Importing Data

The Project

My fire department wanted to put tablets in our fire trucks to help with emergency responses in our large rural fire district. Our county is poorly mapped, being rural with many old roads left over from the mining area. We were currently using a large hard-copy Map-Book, but it was huge, and hard to find loctions.

The existing Open Street Map (OSM) data for my rural county was not very complete, but Google Maps wasn't any better. Actually Google Maps turned out to be based on an older dataset from before my county renamed a bunch of roads to try to reduce duplication and confusion. Also many roads here have both a county name and a USFS designation, both are important to us.

Getting Started

Importing a lot of data into OSM can be problematic, and cause problems for other mappers. A good place to start is read the OSM Guidelines for bulk imports. I think small mistakes are a bit unavoidable, what's important is for the person importing the data to correct mistakes quickly. I've found I avoid major mistakes by working in small sections. There's a threshold of data size that hides potential mistakes. For issues with tagging caused by data conversion, I'll sometimes upload a few small changes and then wait to see if anyone flags a mistake.

I started by downloading OpenStreetMap data from GeoFabric and producing simple KML maps with existing data. The problem with that approach is there wasn't much existing data, and what was there was reasonably inaccurate. To top this off, my fire department grew by a large amount, mostly containing a few uninhabited cabins, mines, and 4x4 roads, very little of which had been mapped.

I then started digging around for other data sources to complete the data needed.
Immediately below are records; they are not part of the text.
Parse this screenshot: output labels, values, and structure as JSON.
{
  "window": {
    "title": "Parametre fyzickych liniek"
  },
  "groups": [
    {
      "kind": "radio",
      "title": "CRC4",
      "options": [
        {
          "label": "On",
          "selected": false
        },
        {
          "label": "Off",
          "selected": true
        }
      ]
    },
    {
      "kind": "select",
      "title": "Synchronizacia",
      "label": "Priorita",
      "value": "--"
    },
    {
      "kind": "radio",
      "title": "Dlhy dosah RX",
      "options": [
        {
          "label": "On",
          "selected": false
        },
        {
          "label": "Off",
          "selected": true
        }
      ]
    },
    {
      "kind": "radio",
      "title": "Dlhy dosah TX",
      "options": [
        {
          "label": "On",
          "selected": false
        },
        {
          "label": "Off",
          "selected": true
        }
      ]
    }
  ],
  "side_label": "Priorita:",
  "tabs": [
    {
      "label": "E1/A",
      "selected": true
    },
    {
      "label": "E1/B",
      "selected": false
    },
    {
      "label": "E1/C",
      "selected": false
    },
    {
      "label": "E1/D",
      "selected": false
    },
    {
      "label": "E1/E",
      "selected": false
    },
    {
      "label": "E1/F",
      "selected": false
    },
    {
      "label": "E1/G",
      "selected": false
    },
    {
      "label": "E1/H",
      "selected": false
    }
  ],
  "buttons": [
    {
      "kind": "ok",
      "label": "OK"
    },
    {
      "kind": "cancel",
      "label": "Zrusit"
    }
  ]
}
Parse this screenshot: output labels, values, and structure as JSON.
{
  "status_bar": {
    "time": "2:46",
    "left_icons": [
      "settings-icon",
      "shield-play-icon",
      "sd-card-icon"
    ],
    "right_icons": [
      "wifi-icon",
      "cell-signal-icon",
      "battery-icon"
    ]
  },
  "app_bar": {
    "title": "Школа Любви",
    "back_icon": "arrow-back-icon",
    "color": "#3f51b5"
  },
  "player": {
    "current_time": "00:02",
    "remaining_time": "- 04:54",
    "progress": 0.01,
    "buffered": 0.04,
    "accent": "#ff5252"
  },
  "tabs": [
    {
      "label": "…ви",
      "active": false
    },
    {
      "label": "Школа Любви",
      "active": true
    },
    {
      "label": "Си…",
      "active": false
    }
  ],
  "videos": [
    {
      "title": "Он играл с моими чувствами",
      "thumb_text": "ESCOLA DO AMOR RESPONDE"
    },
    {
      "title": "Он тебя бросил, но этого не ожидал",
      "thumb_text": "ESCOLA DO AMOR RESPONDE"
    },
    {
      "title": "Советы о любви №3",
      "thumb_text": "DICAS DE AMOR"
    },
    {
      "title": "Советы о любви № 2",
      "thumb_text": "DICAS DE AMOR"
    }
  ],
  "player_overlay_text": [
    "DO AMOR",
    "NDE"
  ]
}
Conveniently. these days any organizations and government agencies put their data online with a good open license. Initially I grabbed road center-lines and trail data from my county GIS department. I also got updated road and trail data from the USGS, as much of our fire district is national forest. Later on I added building footprints and addresses to see if I could get offline routing working.

Garbage In, Garbage Out

At some point around 2008, TIGER census road data was imported into OSM to kick start map data. Unfortunately there seemed to be a few aborted attempts at this, as there was a lot of duplication. Many roads had 2-4 copies with only GPS coordinates, only one had any metadata tags. This was not obvious at first till I noticed this when producing KML files from a postgresql database. So to import data for my county I first had to cleanup the previous mess.

Most of the problems could be found by a mix of several things. Good use of JOSM search strings, JOSM validation, and primarily a pair of human eyeballs. Importing data accurately is not a fast process. For my small rural county, much data was missing, which can simplified importing. But it was still very time consuming to validate the imported data. I found it best to work on small chunks, as my eyeballs were the primary detector of problems.

Another problem was much of the OSM data had good metadata (where it existed), but poor road and trail alignment. The new data had good alignment but was often lacking the kind of metadata we wanted. Often OSM had a partial road or trail segment, and the County supplied data didn't.

Converting Data

All of the data I collected was usually in shapefile format. I tried using Qgis or JOSM to do some global search and replace, but often the huge size of the data files made this tedious. After digging around for a good shapefile to OSM conversion program, I decided it was time to write my own in python. While I'm not a fan of reinventing the world, I wanted something more configurable than what I could find, and conveniently, I'm a long-time software engineer.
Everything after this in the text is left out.